TEMPO.CO, Jakarta - Peneliti Bidang Perkembangan Politik Nasional Lembaga Ilmu Pengetahun Indonesia (LIPI), Aisyah Putri Budiatri mengatakan Badan Pengawas Pemilihan Umun (Bawaslu) harus menjalankan wewenang dan otoritasnya dalam menyikapi pernyataan mantan Kepala Kepolisian Sektor Pasirwangi, Kabupaten Garut, Ajun Komisaris Sulman Aziz.
Aisyah mengingatkan Bawaslu mempunyai wewenang untuk menindak pihak yang seharusnya netral tapi di lapangan menunjukkan keberpihakan. " Bawaslu tetap dalam koridor hukum saja, bahwa Bawaslu punya tugas dan utama untuk itu," ujar Aisyah, Senin, 1 April 2019.
Pada Ahad, 30 Maret 2019, Sulman membuat pengakuan bahwa Kapolres Garut Ajun Komisaris Besar Budi Satria Wiguna telah memerintahkan 22 Kapolsek di Garut untuk menggiring masyarakat agar memilih Jokowi di pilpres 2019. Perintah itu, kata dia, diiringi ancaman bahwa Kapolsek akan dimutasi bila Jokowi kalah di wilayahnya.
Sulman menuturkan perintah untuk memenangkan Jokowi itu disampaikan Budi dalam forum yang dihelat di Polres Garut, pada Februari 2019. Sulman saat ini telah dimutasi ke kesatuan lalu lintas Kepolisian Daerah Jawa Barat itu.
Selain itu, Sulman menambahkan, Kapolres Garut juga memerintahkan pendataan terhadap masyarakat yang memilih Jokowi dan Prabowo.
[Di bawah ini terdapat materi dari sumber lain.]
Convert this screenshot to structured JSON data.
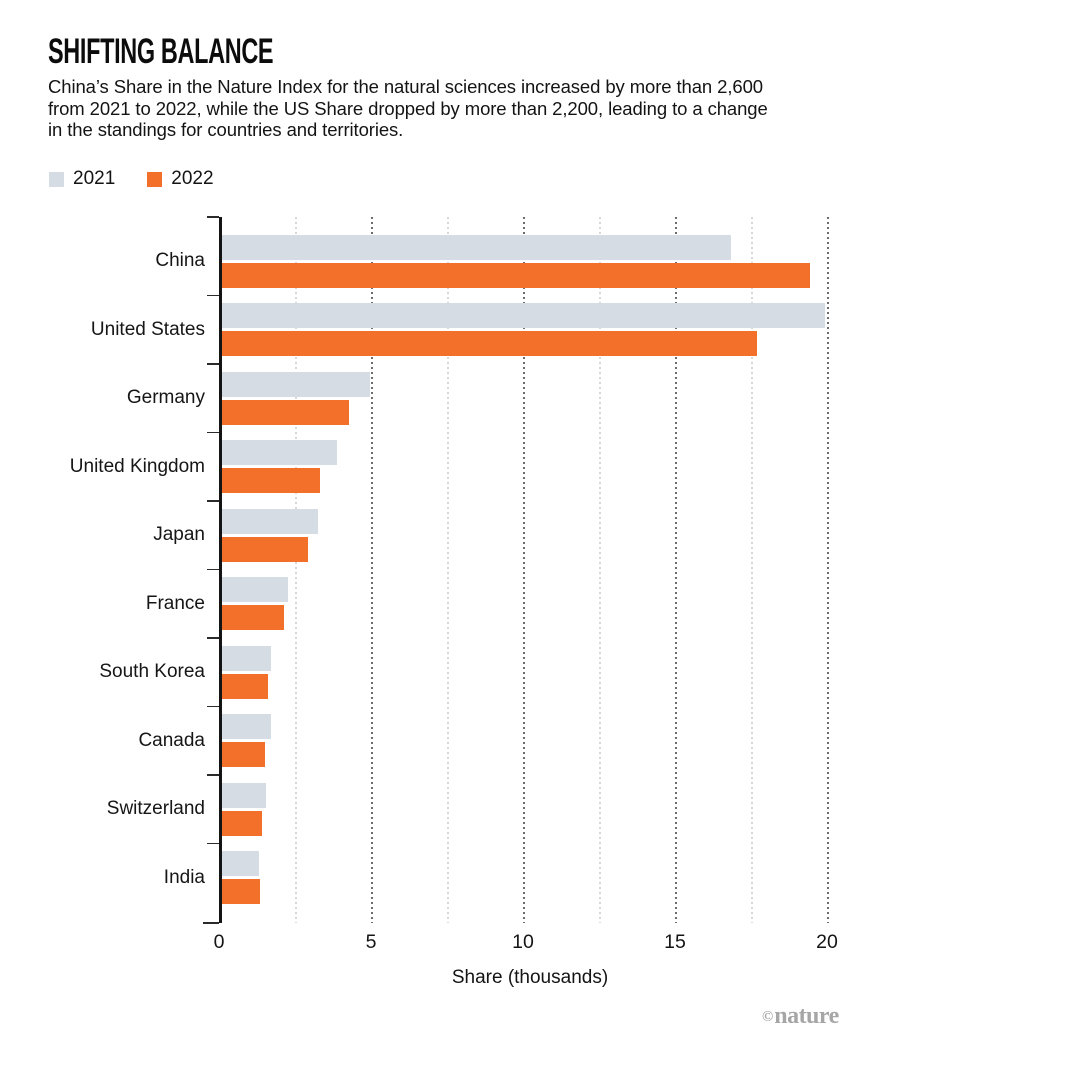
{
  "chart_data": {
    "type": "bar",
    "orientation": "horizontal",
    "title": "SHIFTING BALANCE",
    "subtitle_lines": [
      "China’s Share in the Nature Index for the natural sciences increased by more than 2,600",
      "from 2021 to 2022, while the US Share dropped by more than 2,200, leading to a change",
      "in the standings for countries and territories."
    ],
    "categories": [
      "China",
      "United States",
      "Germany",
      "United Kingdom",
      "Japan",
      "France",
      "South Korea",
      "Canada",
      "Switzerland",
      "India"
    ],
    "series": [
      {
        "name": "2021",
        "color": "#d6dce4",
        "values": [
          16.75,
          19.86,
          4.88,
          3.81,
          3.19,
          2.19,
          1.63,
          1.62,
          1.48,
          1.22
        ]
      },
      {
        "name": "2022",
        "color": "#f3702a",
        "values": [
          19.37,
          17.61,
          4.19,
          3.25,
          2.84,
          2.04,
          1.52,
          1.43,
          1.32,
          1.26
        ]
      }
    ],
    "xlabel": "Share (thousands)",
    "xlim": [
      0,
      20.6
    ],
    "xticks": [
      0,
      5,
      10,
      15,
      20
    ],
    "minor_gridlines": [
      2.5,
      7.5,
      12.5,
      17.5
    ],
    "grid": true,
    "legend_position": "top-left",
    "units": "thousands",
    "axis_color": "#141414",
    "major_grid_color": "#6e6e6e",
    "minor_grid_color": "#d7d7d7"
  },
  "footer": {
    "credit_symbol": "©",
    "credit_name": "nature"
  }
}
Ia menuturkan perintah kedua itu harus disampaikan melalui pesan WhatsApp.
Aisyah mewanti-wanti, mendekati hari pencoblosan bakal banyak berita bermunculan yang membuat kondisi makin panas. Muncul banyak praduga dan prasangka terhadap berbagai pihak. "Supaya tidak terjebak pada banyak hoaks, pemberitaan palsu dan prasangka, (Bawaslu) harus kembali ke prosedur hukum yang ada," ungkap dia.
Bawaslu harus mengunakan prosedur yang ada untuk melakukan pembuktian. Caranya dengan merespon temuan internal maupun laporan resmi yang didaftarkan ke Bawaslu. "Pasti ada proses pembuktikan dan segala macam. Jangan juga terjebak pada carut marut hoaks."